“As a single stone causes concentric ripples in a pond,” Martin Doyle commented on my blog post There is No Such Thing as a Root Cause, “there will always be one root cause event creating the data quality wave.  There may be interference after the root cause event which may look like a root cause, creating eddies of side effects and confusion, but I believe there will always be one root cause. Work backwards from the data quality side effects to the root cause and the data quality ripples will be eliminated.”

Martin Doyle and I continued our congenial blog comment banter on my podcast episode The Johari Window of Data Quality, but in this blog post I wanted to focus on the stone-throwing metaphor for root cause analysis.

Let’s begin with the concept of a single stone causing the concentric ripples in a pond. Is the stone really the root cause? Who threw the stone? Why did that particular person choose to throw that specific stone? How did the stone come to be alongside the pond? Which path did the stone-thrower take to get to the pond? What happened to the stone-thrower earlier in the day that made them want to go to the pond, and once there, pick up a stone and throw it in the pond?

My point is that while root cause analysis is important to data quality improvement, too often we can get carried away riding the ripples of what we believe to be the root cause of poor data quality. Adding to the complexity is the fact there’s hardly ever just one stone. Many stones get thrown into our data ponds, and trying to un-ripple their poor quality effects can lead us to false conclusions because causation is non-linear in nature. Causation is a complex network of many interrelated causes and effects, so some of what appear to be the effects of the root cause you have isolated may, in fact, be the effects of other causes.

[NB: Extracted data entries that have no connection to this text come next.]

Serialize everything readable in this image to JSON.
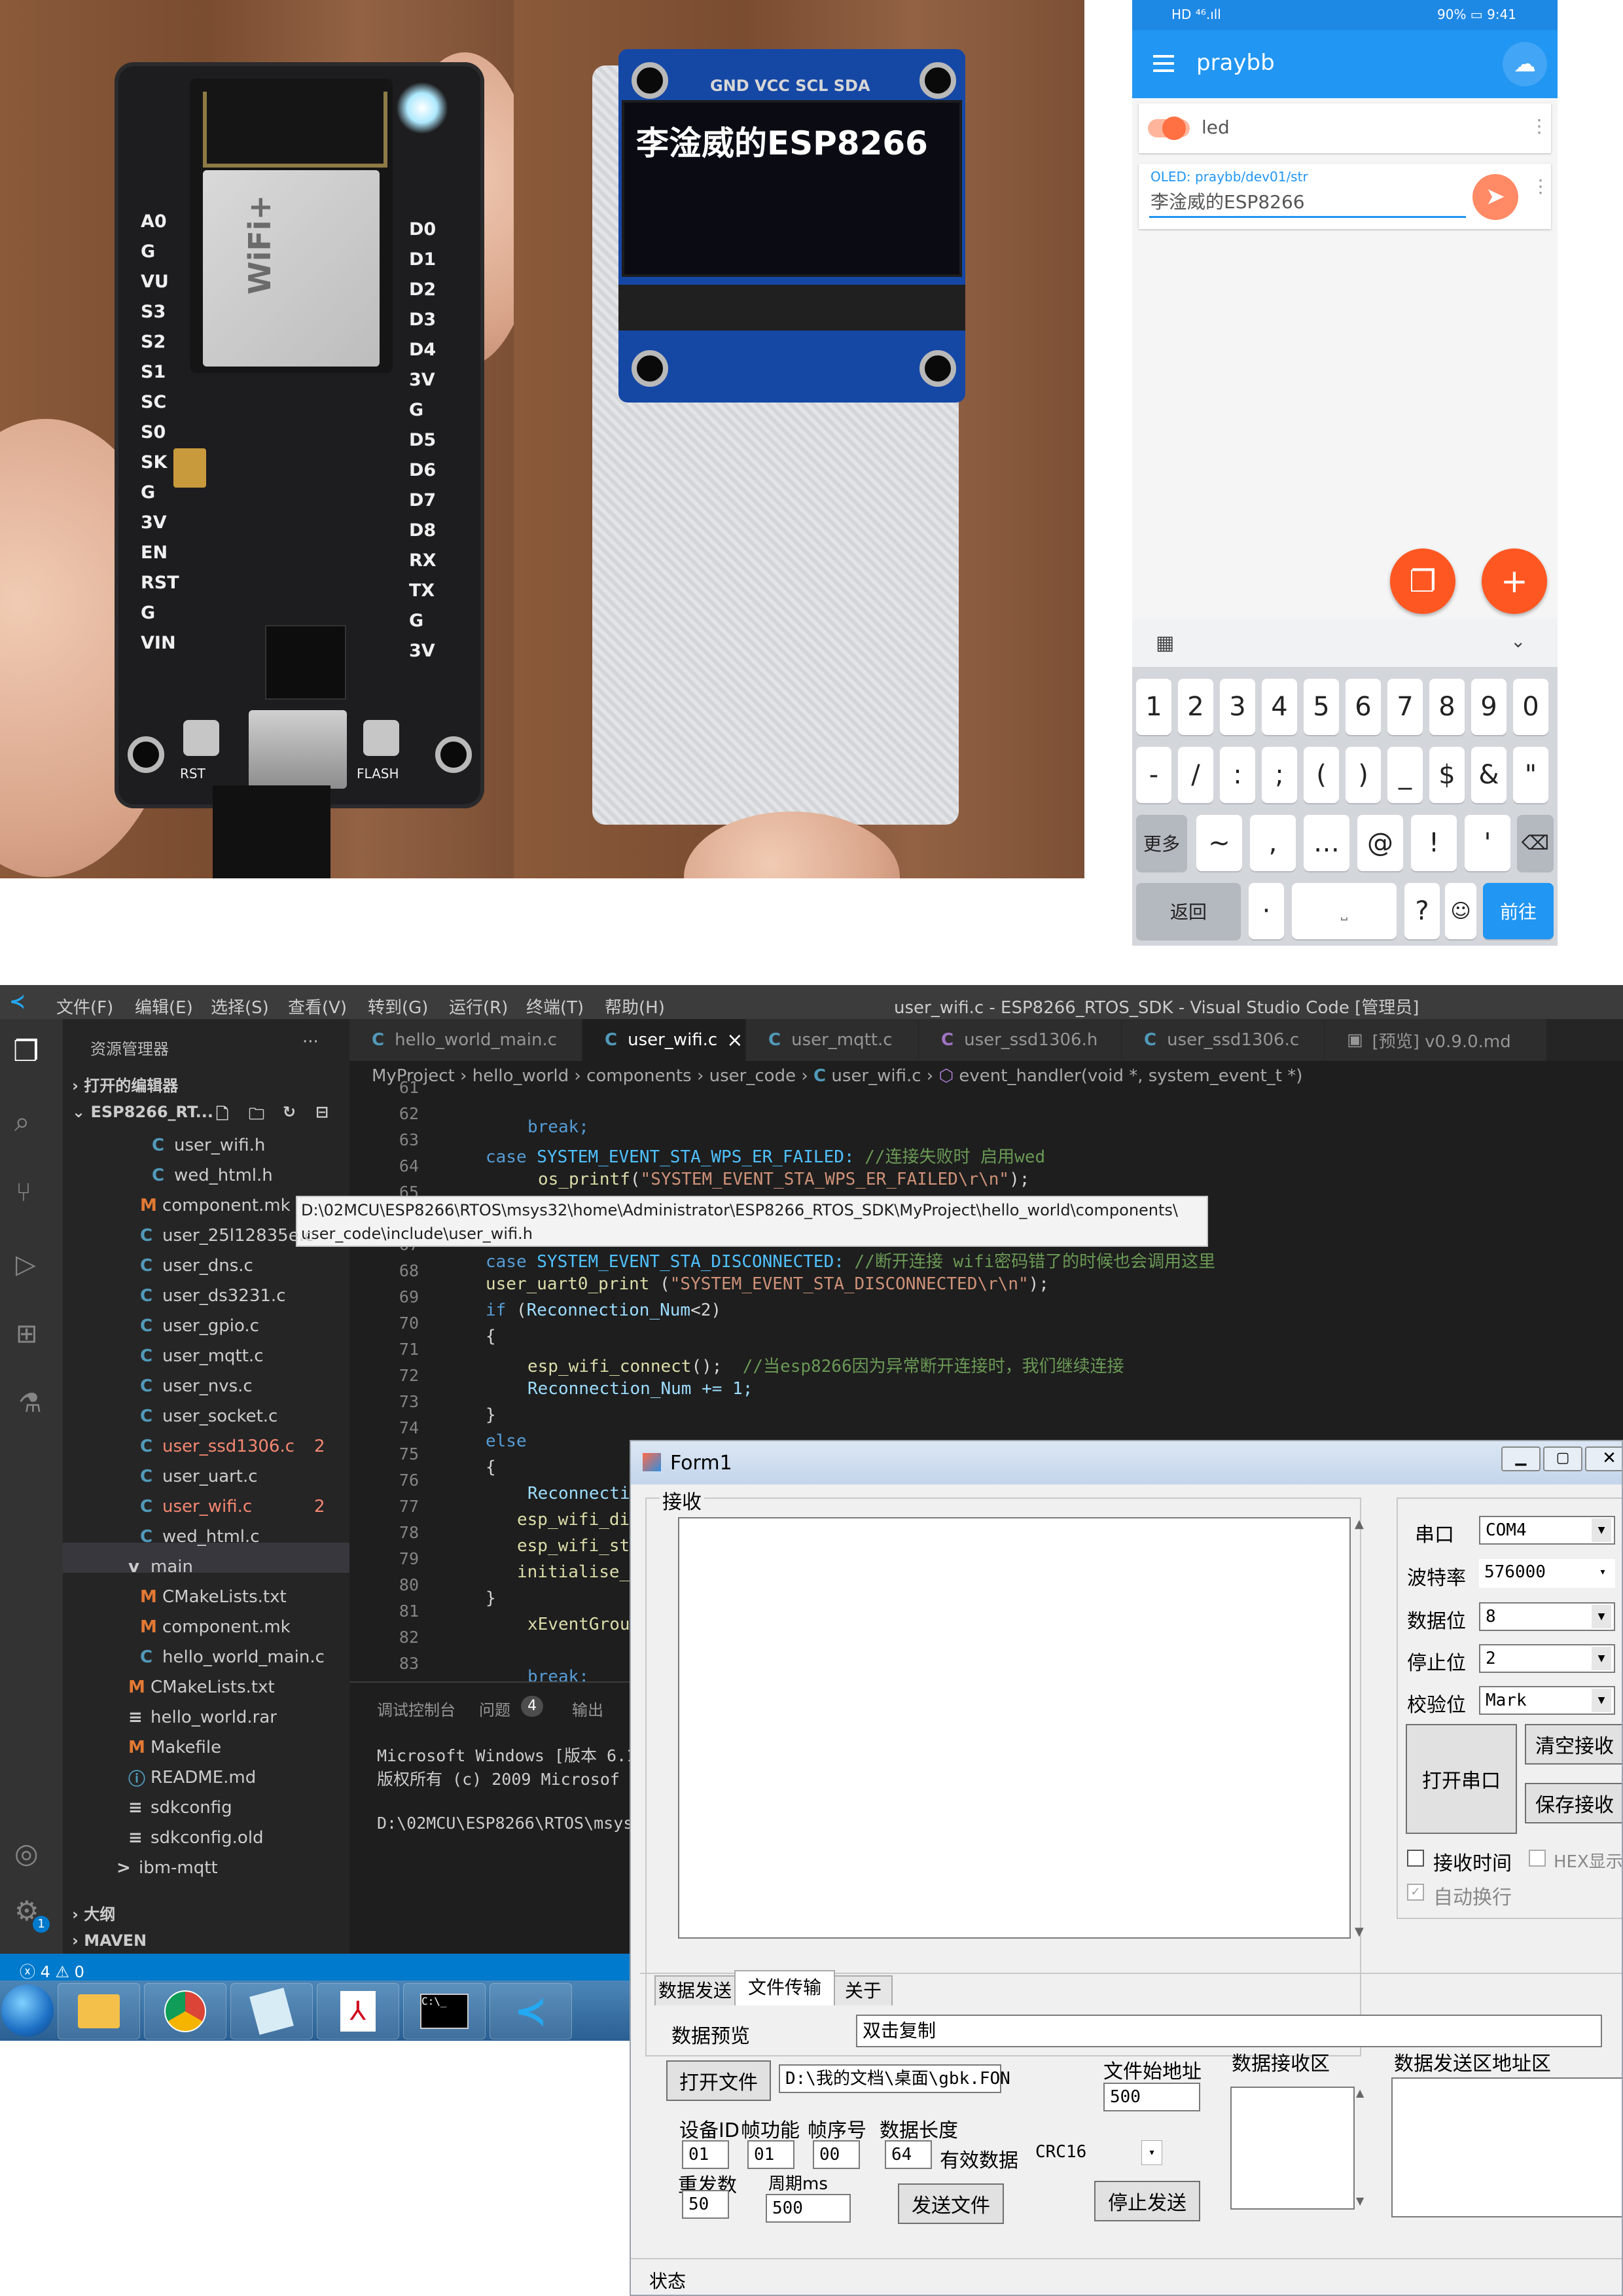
{
  "photo_left": {
    "pins_left": [
      "A0",
      "G",
      "VU",
      "S3",
      "S2",
      "S1",
      "SC",
      "S0",
      "SK",
      "G",
      "3V",
      "EN",
      "RST",
      "G",
      "VIN"
    ],
    "pins_right": [
      "D0",
      "D1",
      "D2",
      "D3",
      "D4",
      "3V",
      "G",
      "D5",
      "D6",
      "D7",
      "D8",
      "RX",
      "TX",
      "G",
      "3V"
    ],
    "module_brand": "WiFi+",
    "button_left": "RST",
    "button_right": "FLASH"
  },
  "photo_mid": {
    "oled_header": "GND VCC SCL SDA",
    "oled_text": "李淦威的ESP8266"
  },
  "phone": {
    "status_left": "HD ⁴⁶.ıll",
    "status_right": "90% ▭ 9:41",
    "app_title": "praybb",
    "switch_label": "led",
    "oled_topic": "OLED: praybb/dev01/str",
    "oled_value": "李淦威的ESP8266",
    "keys_row1": [
      "1",
      "2",
      "3",
      "4",
      "5",
      "6",
      "7",
      "8",
      "9",
      "0"
    ],
    "keys_row2": [
      "-",
      "/",
      ":",
      ";",
      "(",
      ")",
      "_",
      "$",
      "&",
      "\""
    ],
    "keys_row3": [
      "更多",
      "~",
      ",",
      "…",
      "@",
      "!",
      "'"
    ],
    "key_back": "返回",
    "key_dot": "·",
    "key_q": "?",
    "key_go": "前往",
    "accent": "#2196f3",
    "fab_color": "#ff5722"
  },
  "vscode": {
    "menu": [
      "文件(F)",
      "编辑(E)",
      "选择(S)",
      "查看(V)",
      "转到(G)",
      "运行(R)",
      "终端(T)",
      "帮助(H)"
    ],
    "window_title": "user_wifi.c - ESP8266_RTOS_SDK - Visual Studio Code [管理员]",
    "explorer_title": "资源管理器",
    "explorer_more": "···",
    "open_editors": "打开的编辑器",
    "project": "ESP8266_RT...",
    "tabs": [
      {
        "label": "hello_world_main.c"
      },
      {
        "label": "user_wifi.c"
      },
      {
        "label": "user_mqtt.c"
      },
      {
        "label": "user_ssd1306.h"
      },
      {
        "label": "user_ssd1306.c"
      },
      {
        "label": "[预览] v0.9.0.md"
      }
    ],
    "tab_close": "×",
    "breadcrumb": [
      "MyProject",
      "hello_world",
      "components",
      "user_code",
      "user_wifi.c",
      "event_handler(void *, system_event_t *)"
    ],
    "tree": [
      {
        "icon": "C",
        "name": "user_wifi.h",
        "indent": 2,
        "badge": ""
      },
      {
        "icon": "C",
        "name": "wed_html.h",
        "indent": 2,
        "badge": ""
      },
      {
        "icon": "M",
        "name": "component.mk",
        "indent": 1,
        "badge": ""
      },
      {
        "icon": "C",
        "name": "user_25l12835e.c",
        "indent": 1,
        "badge": ""
      },
      {
        "icon": "C",
        "name": "user_dns.c",
        "indent": 1,
        "badge": ""
      },
      {
        "icon": "C",
        "name": "user_ds3231.c",
        "indent": 1,
        "badge": ""
      },
      {
        "icon": "C",
        "name": "user_gpio.c",
        "indent": 1,
        "badge": ""
      },
      {
        "icon": "C",
        "name": "user_mqtt.c",
        "indent": 1,
        "badge": ""
      },
      {
        "icon": "C",
        "name": "user_nvs.c",
        "indent": 1,
        "badge": ""
      },
      {
        "icon": "C",
        "name": "user_socket.c",
        "indent": 1,
        "badge": ""
      },
      {
        "icon": "C",
        "name": "user_ssd1306.c",
        "indent": 1,
        "badge": "2"
      },
      {
        "icon": "C",
        "name": "user_uart.c",
        "indent": 1,
        "badge": ""
      },
      {
        "icon": "C",
        "name": "user_wifi.c",
        "indent": 1,
        "badge": "2"
      },
      {
        "icon": "C",
        "name": "wed_html.c",
        "indent": 1,
        "badge": ""
      },
      {
        "icon": "v",
        "name": "main",
        "indent": 0,
        "badge": ""
      },
      {
        "icon": "M",
        "name": "CMakeLists.txt",
        "indent": 1,
        "badge": ""
      },
      {
        "icon": "M",
        "name": "component.mk",
        "indent": 1,
        "badge": ""
      },
      {
        "icon": "C",
        "name": "hello_world_main.c",
        "indent": 1,
        "badge": ""
      },
      {
        "icon": "M",
        "name": "CMakeLists.txt",
        "indent": 0,
        "badge": ""
      },
      {
        "icon": "≡",
        "name": "hello_world.rar",
        "indent": 0,
        "badge": ""
      },
      {
        "icon": "M",
        "name": "Makefile",
        "indent": 0,
        "badge": ""
      },
      {
        "icon": "ⓘ",
        "name": "README.md",
        "indent": 0,
        "badge": ""
      },
      {
        "icon": "≡",
        "name": "sdkconfig",
        "indent": 0,
        "badge": ""
      },
      {
        "icon": "≡",
        "name": "sdkconfig.old",
        "indent": 0,
        "badge": ""
      },
      {
        "icon": ">",
        "name": "ibm-mqtt",
        "indent": -1,
        "badge": ""
      }
    ],
    "outline": "大纲",
    "maven": "MAVEN",
    "tooltip_line1": "D:\\02MCU\\ESP8266\\RTOS\\msys32\\home\\Administrator\\ESP8266_RTOS_SDK\\MyProject\\hello_world\\components\\",
    "tooltip_line2": "user_code\\include\\user_wifi.h",
    "line_numbers": [
      "61",
      "62",
      "63",
      "64",
      "65",
      "66",
      "67",
      "68",
      "69",
      "70",
      "71",
      "72",
      "73",
      "74",
      "75",
      "76",
      "77",
      "78",
      "79",
      "80",
      "81",
      "82",
      "83"
    ],
    "code_62": "break;",
    "code_63_kw": "case",
    "code_63_mac": "SYSTEM_EVENT_STA_WPS_ER_FAILED:",
    "code_63_cm": "//连接失败时 启用wed",
    "code_64_fn": "os_printf",
    "code_64_str": "\"SYSTEM_EVENT_STA_WPS_ER_FAILED\\r\\n\"",
    "code_67_mac": "SYSTEM_EVENT_STA_DISCONNECTED:",
    "code_67_cm": "//断开连接 wifi密码错了的时候也会调用这里",
    "code_68_fn": "user_uart0_print",
    "code_68_str": "\"SYSTEM_EVENT_STA_DISCONNECTED\\r\\n\"",
    "code_69_kw": "if",
    "code_69_var": "Reconnection_Num",
    "code_69_rest": "<2)",
    "code_71_fn": "esp_wifi_connect",
    "code_71_cm": "//当esp8266因为异常断开连接时，我们继续连接",
    "code_72": "Reconnection_Num += 1;",
    "code_74_kw": "else",
    "code_76": "Reconnecti",
    "code_77": "esp_wifi_di",
    "code_78": "esp_wifi_st",
    "code_79": "initialise_",
    "code_81": "xEventGrou",
    "code_83": "break;",
    "panel_tabs": [
      "调试控制台",
      "问题",
      "输出"
    ],
    "problems_count": "4",
    "terminal_1": "Microsoft Windows [版本 6.1",
    "terminal_2": "版权所有 (c) 2009 Microsof",
    "terminal_3": "D:\\02MCU\\ESP8266\\RTOS\\msys",
    "status_errors": "ⓧ 4 ⚠ 0",
    "settings_badge": "1"
  },
  "form": {
    "title": "Form1",
    "receive_group": "接收",
    "port_label": "串口",
    "port_value": "COM4",
    "baud_label": "波特率",
    "baud_value": "576000",
    "databits_label": "数据位",
    "databits_value": "8",
    "stopbits_label": "停止位",
    "stopbits_value": "2",
    "parity_label": "校验位",
    "parity_value": "Mark",
    "open_port": "打开串口",
    "clear_receive": "清空接收",
    "save_receive": "保存接收",
    "receive_time": "接收时间",
    "hex_display": "HEX显示",
    "auto_newline": "自动换行",
    "tabs": [
      "数据发送",
      "文件传输",
      "关于"
    ],
    "preview_label": "数据预览",
    "preview_value": "双击复制",
    "open_file": "打开文件",
    "file_path": "D:\\我的文档\\桌面\\gbk.FON",
    "file_start_label": "文件始地址",
    "file_start_value": "500",
    "recv_area_label": "数据接收区",
    "send_area_label": "数据发送区地址区",
    "device_id_label": "设备ID",
    "device_id_value": "01",
    "frame_func_label": "帧功能",
    "frame_func_value": "01",
    "frame_seq_label": "帧序号",
    "frame_seq_value": "00",
    "data_len_label": "数据长度",
    "data_len_value": "64",
    "valid_data_label": "有效数据",
    "valid_data_value": "CRC16",
    "resend_label": "重发数",
    "resend_value": "50",
    "period_label": "周期ms",
    "period_value": "500",
    "send_file": "发送文件",
    "stop_send": "停止发送",
    "status": "状态"
  }
}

As Laura Sebastian-Coleman explains, data quality assessments are often “a quest to find a single criminal—The Root Cause—rather than to understand the process that creates the data and the factors that contribute to data issues and discrepancies.” Those approaching data quality this way, “start hunting for the one thing that will explain all the problems. Their goal is to slay the root cause and live happily ever after. Their intentions are good. And slaying root causes—such as poor process design—can bring about improvement. But many data problems are symptoms of a lack of knowledge about the data and the processes that create it. You cannot slay a lack of knowledge. The only way to solve a knowledge problem is to build knowledge of the data.”

Believing that you have found and eliminated the root cause of all your data quality problems is like believing that after you have removed the stones from your pond (i.e., data cleansing), you can stop the stone-throwers by building a high stone-deflecting wall around your pond (i.e., defect prevention). However, there will always be stones (i.e., data quality issues) and there will always be stone-throwers (i.e., people and processes) that will find a way to throw a stone in your pond.

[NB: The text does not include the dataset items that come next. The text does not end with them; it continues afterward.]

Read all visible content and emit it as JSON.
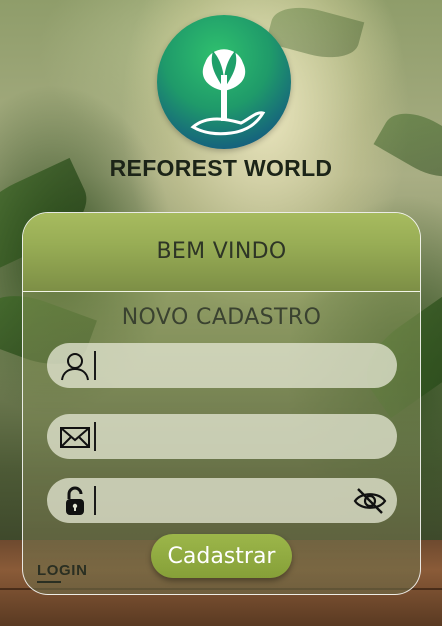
{
  "brand": {
    "name": "REFOREST WORLD",
    "logo_icon": "sprout-hand-icon"
  },
  "card": {
    "welcome": "BEM VINDO",
    "title": "NOVO CADASTRO"
  },
  "fields": [
    {
      "name": "user",
      "icon": "user-icon",
      "value": "",
      "placeholder": ""
    },
    {
      "name": "email",
      "icon": "envelope-icon",
      "value": "",
      "placeholder": ""
    },
    {
      "name": "password",
      "icon": "unlocked-padlock-icon",
      "value": "",
      "placeholder": "",
      "toggle_icon": "eye-slash-icon"
    }
  ],
  "actions": {
    "login_label": "LOGIN",
    "submit_label": "Cadastrar"
  },
  "colors": {
    "accent": "#8fab3f",
    "logo_green": "#2fc06e",
    "logo_blue": "#124c79",
    "text_dark": "#1c2418"
  }
}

In our recent podcast Measuring Data Quality for Ongoing Improvement, Laura Sebastian-Coleman and I discussed although root cause is used as a singular noun, just as data is used as a singular noun, we should talk about root causes since, just as data analysis is not analysis of a single datum, root cause analysis should not be viewed as analysis of a single root cause.

The bottom line, or, if you prefer, the ripple at the bottom of the pond, is the Stone Wars of Root Cause Analysis will never end because data quality is a journey, not a destination. After all, that’s why it’s called ongoing data quality improvement.